Sunday 10 September 2023

SOCOM 3 Review

I played SOCOM 3 years ago and then I recently played SOCOM 2 and other tactical shooters like Rainbow 6 Vegas and some of the Ghost Recon games, now I decided to replay the former since it was the first tactical shooter I ever saw to the end and after my replay how does it hold up? Still pretty good. I still say SOCOM 3 is my favorite game in the series after all these years and for a game and by extension series that is mostly known for being a multiplayer shooters, the campaigns for 2 and especially 3 hold up very well.

SOCOM 2 and by extension 3's campaign feels like the Medal of Honor and Syphon Filter 1 level design of you being dumped into a level, completing objectives while killing enemies along the way. The big addition with SOCOM is that you have a squad helping you out. If you ignore the squad, these games might be the closest thing you will ever get to a Modern Warfare CoD game where it isn't super scripted and the player having geniune agency in the levels. I really did wish the terrible Modern Military shooters campaigns of the 7th gen had this style of structure and level design, maybe then I wouldn't dislike them so much. SOCOM 2 and 3's campaigns feel like geniunely solid and fleshed out single players compared to those games.

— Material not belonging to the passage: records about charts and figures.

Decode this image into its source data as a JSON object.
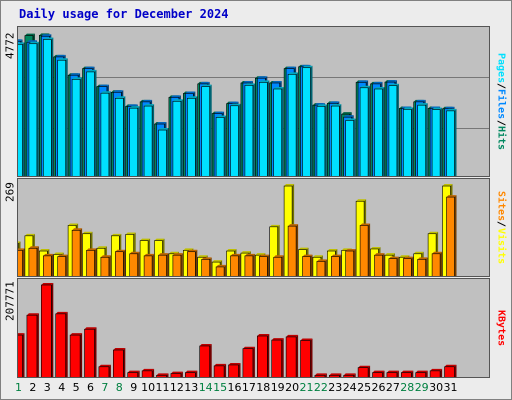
{
  "window": {
    "title": "Daily usage for December 2024"
  },
  "colors": {
    "title": "#0000c8",
    "hits": "#00e0ff",
    "files": "#0088ff",
    "pages": "#008860",
    "visits": "#ffff00",
    "sites": "#ff8800",
    "kbytes": "#ff0000",
    "weekend_label": "#008040",
    "weekday_label": "#000000"
  },
  "chart_data": [
    {
      "type": "bar",
      "ymax_label": "4772",
      "ylim": [
        0,
        4772
      ],
      "grid": true,
      "legend": [
        "Pages",
        "/",
        "Files",
        "/",
        "Hits"
      ],
      "legend_colors": [
        "#00e0ff",
        "#000000",
        "#0088ff",
        "#000000",
        "#008860"
      ],
      "categories": [
        "1",
        "2",
        "3",
        "4",
        "5",
        "6",
        "7",
        "8",
        "9",
        "10",
        "11",
        "12",
        "13",
        "14",
        "15",
        "16",
        "17",
        "18",
        "19",
        "20",
        "21",
        "22",
        "23",
        "24",
        "25",
        "26",
        "27",
        "28",
        "29",
        "30",
        "31"
      ],
      "series": [
        {
          "name": "Hits",
          "values": [
            4560,
            4750,
            4760,
            4040,
            3430,
            3650,
            3050,
            2860,
            2390,
            2540,
            1800,
            2690,
            2820,
            3140,
            2150,
            2480,
            3170,
            3330,
            3170,
            3650,
            3710,
            2430,
            2490,
            2130,
            3190,
            3140,
            3200,
            2320,
            2540,
            2320,
            2310
          ]
        },
        {
          "name": "Files",
          "values": [
            4560,
            4530,
            4730,
            4040,
            3430,
            3650,
            3050,
            2860,
            2390,
            2540,
            1800,
            2690,
            2820,
            3140,
            2150,
            2480,
            3170,
            3330,
            3170,
            3650,
            3710,
            2430,
            2490,
            2030,
            3190,
            3140,
            3200,
            2320,
            2540,
            2320,
            2310
          ]
        },
        {
          "name": "Pages",
          "values": [
            4460,
            4480,
            4620,
            3930,
            3290,
            3540,
            2830,
            2660,
            2330,
            2400,
            1600,
            2560,
            2660,
            3050,
            2020,
            2410,
            3090,
            3190,
            2970,
            3460,
            3680,
            2390,
            2400,
            1920,
            3010,
            2970,
            3080,
            2290,
            2430,
            2280,
            2240
          ]
        }
      ]
    },
    {
      "type": "bar",
      "ymax_label": "269",
      "ylim": [
        0,
        269
      ],
      "legend": [
        "Sites",
        "/",
        "Visits"
      ],
      "legend_colors": [
        "#ff8800",
        "#000000",
        "#ffff00"
      ],
      "categories": [
        "1",
        "2",
        "3",
        "4",
        "5",
        "6",
        "7",
        "8",
        "9",
        "10",
        "11",
        "12",
        "13",
        "14",
        "15",
        "16",
        "17",
        "18",
        "19",
        "20",
        "21",
        "22",
        "23",
        "24",
        "25",
        "26",
        "27",
        "28",
        "29",
        "30",
        "31"
      ],
      "series": [
        {
          "name": "Visits",
          "values": [
            100,
            122,
            78,
            68,
            152,
            128,
            86,
            122,
            126,
            108,
            108,
            70,
            80,
            60,
            46,
            78,
            72,
            66,
            148,
            266,
            82,
            60,
            78,
            80,
            222,
            84,
            66,
            60,
            70,
            128,
            266
          ]
        },
        {
          "name": "Sites",
          "values": [
            80,
            86,
            64,
            62,
            138,
            80,
            60,
            76,
            70,
            64,
            66,
            66,
            76,
            54,
            32,
            64,
            64,
            62,
            60,
            150,
            62,
            48,
            62,
            78,
            152,
            66,
            56,
            56,
            54,
            70,
            234
          ]
        }
      ]
    },
    {
      "type": "bar",
      "ymax_label": "207771",
      "ylim": [
        0,
        207771
      ],
      "legend": [
        "KBytes"
      ],
      "legend_colors": [
        "#ff0000"
      ],
      "categories": [
        "1",
        "2",
        "3",
        "4",
        "5",
        "6",
        "7",
        "8",
        "9",
        "10",
        "11",
        "12",
        "13",
        "14",
        "15",
        "16",
        "17",
        "18",
        "19",
        "20",
        "21",
        "22",
        "23",
        "24",
        "25",
        "26",
        "27",
        "28",
        "29",
        "30",
        "31"
      ],
      "series": [
        {
          "name": "KBytes",
          "values": [
            97000,
            141000,
            207771,
            144000,
            97000,
            110000,
            27000,
            64000,
            14000,
            18000,
            8000,
            12000,
            14000,
            73000,
            29000,
            31000,
            67000,
            95000,
            86000,
            93000,
            85000,
            8000,
            8000,
            8000,
            25000,
            14000,
            14000,
            14000,
            14000,
            18000,
            27000
          ]
        }
      ]
    }
  ],
  "x_axis": {
    "days": [
      "1",
      "2",
      "3",
      "4",
      "5",
      "6",
      "7",
      "8",
      "9",
      "10",
      "11",
      "12",
      "13",
      "14",
      "15",
      "16",
      "17",
      "18",
      "19",
      "20",
      "21",
      "22",
      "23",
      "24",
      "25",
      "26",
      "27",
      "28",
      "29",
      "30",
      "31"
    ],
    "weekend": [
      true,
      false,
      false,
      false,
      false,
      false,
      true,
      true,
      false,
      false,
      false,
      false,
      false,
      true,
      true,
      false,
      false,
      false,
      false,
      false,
      true,
      true,
      false,
      false,
      false,
      false,
      false,
      true,
      true,
      false,
      false
    ]
  }
}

Two big points of contention that you could make towards SOCOM 3 are the waypoint markers and the vehicles. The waypoint markers I didn't mind since they accomadate for the environments being much bigger and you still got to search the various areas of interest to progress later in the level, for example a waypoint will lead to a general area but you still need to do some degree of objective identifying. If you have to say kill all enemies within an area, you still have to look around and find them.

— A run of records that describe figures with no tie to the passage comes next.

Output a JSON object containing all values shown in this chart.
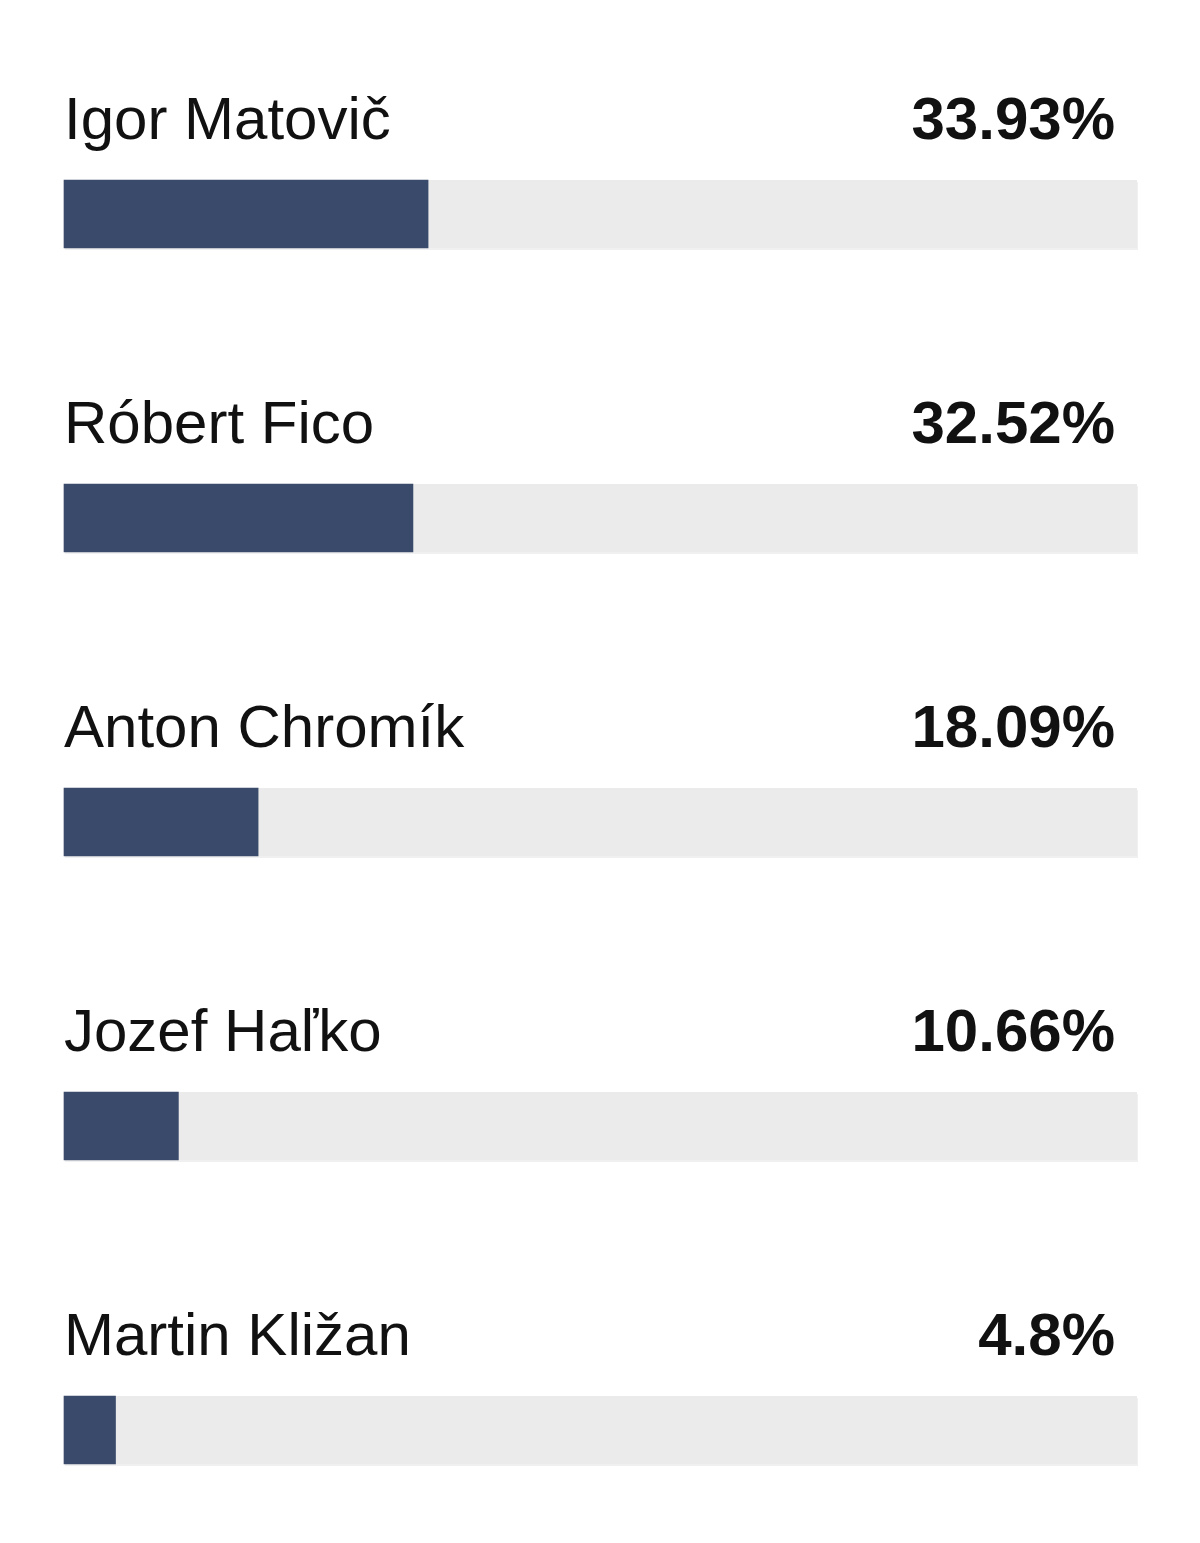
{
  "chart_data": {
    "type": "bar",
    "orientation": "horizontal",
    "categories": [
      "Igor Matovič",
      "Róbert Fico",
      "Anton Chromík",
      "Jozef Haľko",
      "Martin Kližan"
    ],
    "values": [
      33.93,
      32.52,
      18.09,
      10.66,
      4.8
    ],
    "value_labels": [
      "33.93%",
      "32.52%",
      "18.09%",
      "10.66%",
      "4.8%"
    ],
    "color": "#3a4a6b",
    "xlim": [
      0,
      100
    ],
    "tick_labels": "y",
    "legend": false
  }
}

The vehicles are a welcome edition to the series in terms of single player since they aren't used way too much and do a decent job at adding variety to the levels. There is enough action going on in these sequences where you have to maneuver areas and avoid enemies attacking that their inclusion didn't feel like a complete afterthought unlike say the vehicle levels in Uncharted 4 and Lost Legacy since in those games the open exploration is hollow since you have no resources to collect, vehicles can't take damage, and there is no combat while riding them. 

With that out of the way, the game also nails many other things, it checkpoints and it's handled well for a 6th gen console shooter as well. I also like how your team and player health will be recovered after each checkpoint, this may sound contentious but I'd rather have this than be in a possibly unwinnable state low on health packs and hoping I can somehow get past it since I don't like sharing medkits with my AI squad plus your squad members have a good chance of biting the farm during a mission even on normal so the game isn't brainlessly easy. Weapons all feel great and head shots feel very meaty and gratifying and I also love how enemies in the game will start limping after shooting them in the torso a good number of times, I don't see "realistic" hitscan shooters after or now have that attention to detail, it makes the guns feel even more powerful.

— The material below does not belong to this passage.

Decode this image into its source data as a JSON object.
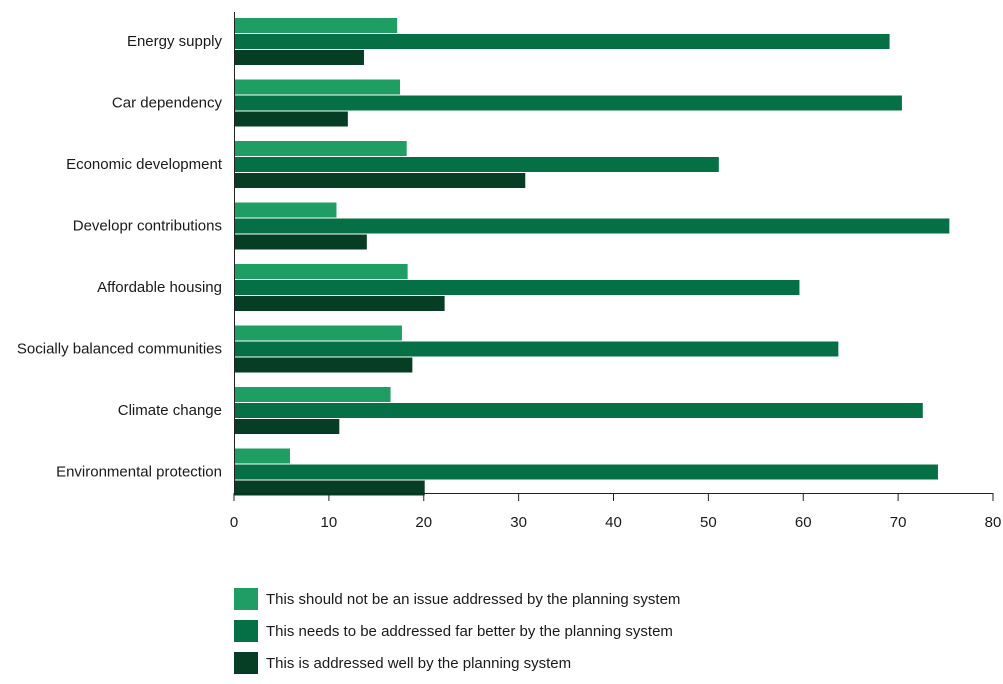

The leaning feature with the D pad while probably harder to do with other controllers is something that works better than a lot of the cover shooters that would release later on like Gears of War and Uncharted since you can hold the D pad left or right and Spector will peak in that direction, it feels more intuitive than the sticky multi action on a single button that the above mentioned games have since when you hold right or left, you can do it from almost if not every area on the map to peak around and get the drop on enemies as opposed to Gears where you can sprint, have a 50% chance of getting into cover when running or rolling next to a wall or anything up to the waist.

The sheer number of objectives you will be doing in SOCOM 3's campaign is also impressive and gives enough variety to the campaign that it never feels like it heads into the realm of monotony. You be in a vehicle, escourting a VIP, sabatoging missles or various objects, going into occupied areas and clearing rooms, go on the occasional stealth mission, defend an area, setting up ambushes and so on.

Last things I will praise is that the music especially the main menu's fantastic and the feel of feeling like a badass of being Seal team solving conflicts around the world is still kept intact where SOCOM 4 would take the series in a more generic Hollywood action movie direction. There is minimal cutscenes and all the information you want to look up regarding the mission is in the mission briefings adding more to the power fantasy of being a badass Seal. 

After all my praise what do I dislike? It's not too many all though one big one is that your squad AI can be pretty dumb and the squad commands and AI isn't as robust as Rainbow 6 Vegas is. The squad AI wasn't as dumb as it was early on but stuff like R6V did refine it more.

The lack of a stealth meter in the game can still be annoying when the game awards you for being stealthy and encourages optional stealth, I would engage in them but the stealth system is too underdeveloped to make this approach work and I play it as a game where I thin the herd with my silent weapons and then fight from long range.

Melee actions can be too contextual for my tastes and a later level with Serwat can expose how poorly defined they can be since the prompt only appears when you try to capture him after throwing a flashbang. It can feel weird considering the pointless cryptic step to apprehending him.

Overall, I can still see why I enjoy SOCOM 3 five years after me playing even it, there still isn't many modern military shooters that have the feel of this game or series.